HR How to: How to measure the return-on-investment of your wellness program

At this point, we know that we should be offering wellness programs to our employees, but when it comes to making a business case for implementing – or adding to – a program, it is incredibly difficult, if not impossible, to prove that these initiatives provide a return on investment (ROI).

The latest wellness metric to gain some traction among employers is Value on Investment (VOI). According to a recent study by the International Foundation of Employee Benefit Plans (IFEBP), approximately half of employers are using at least one VOI metric to gauge the overall success of their wellness offerings, versus a traditional ROI metric, which is only used by about 28 percent of companies.
But what is VOI exactly?

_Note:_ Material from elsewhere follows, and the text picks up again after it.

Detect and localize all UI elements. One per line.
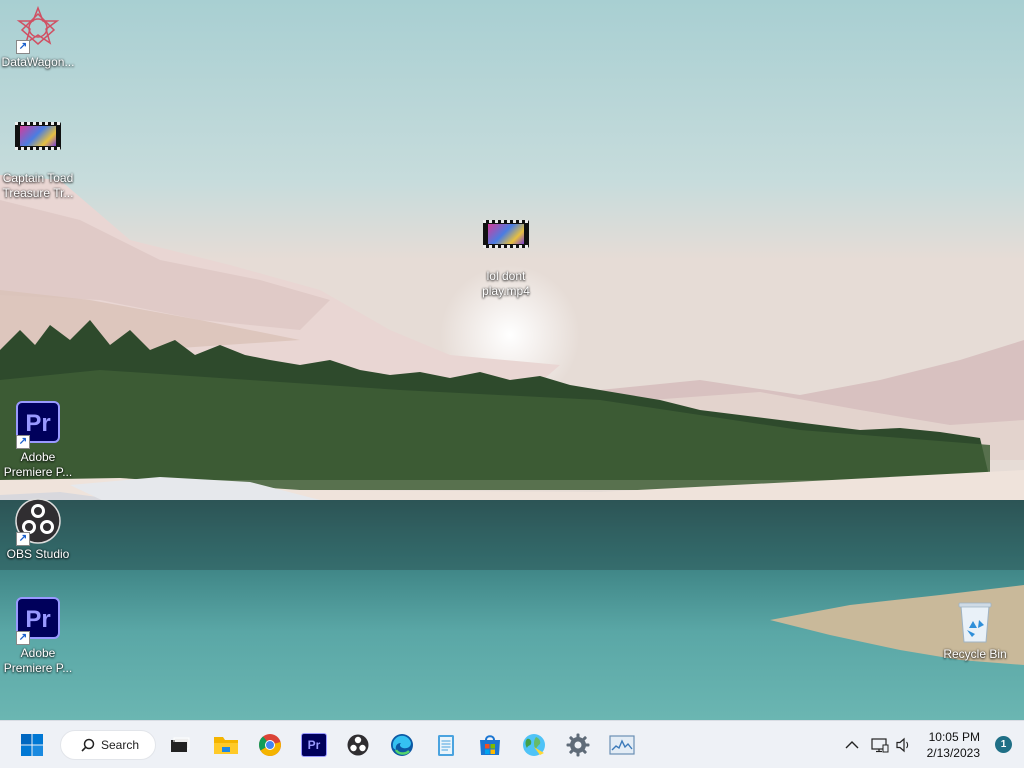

According to HR Morning News, “it’s a broad measurement system that looks at everything from reduced health claims to increased productivity and morale.” In the study cited above, the most popular VOI measures used by employers in the study included:

•Improved health risk assessment data (used by 63% of employers)
•Reduced healthcare costs (56%)
•Reduced absenteeism (51%)
•Improved employee engagement (49%)
•Increased productivity (42%)
•Improved overall organization financials and growth (38%)
•Improved recruitment (33%)
•Lower disability/workers’ compensation claims (31%), and
•Reduced turnover (21%).

When the study examined the types of wellness offerings that were most likely to have a good VOI, they found that fitness and nutrition initiatives, screening and treatment programs, social and community events, stress and mental health offerings, and purpose and growth initiatives all topped the list. They also found that wellness programs were most successful if they were offered across multiple communication channels and platforms, including seminars, speakers, testimonials, books, brochures, health fairs and social media.

Finally, the report notes that when it comes to participation, incentives continue to be most effective to spur employees to join. Specifically, the report notes that employee participation is especially increased by offering incentives for health screenings (57% vs. 40%), weight-loss programs (37% vs. 17%) and health fairs (54% vs. 37%). Other factors that successfully increase participation are targeting programs based on employee health risks, surveying workers for feedback on initiatives, including spouses and children in offerings and having company leaders communicate wellness program support.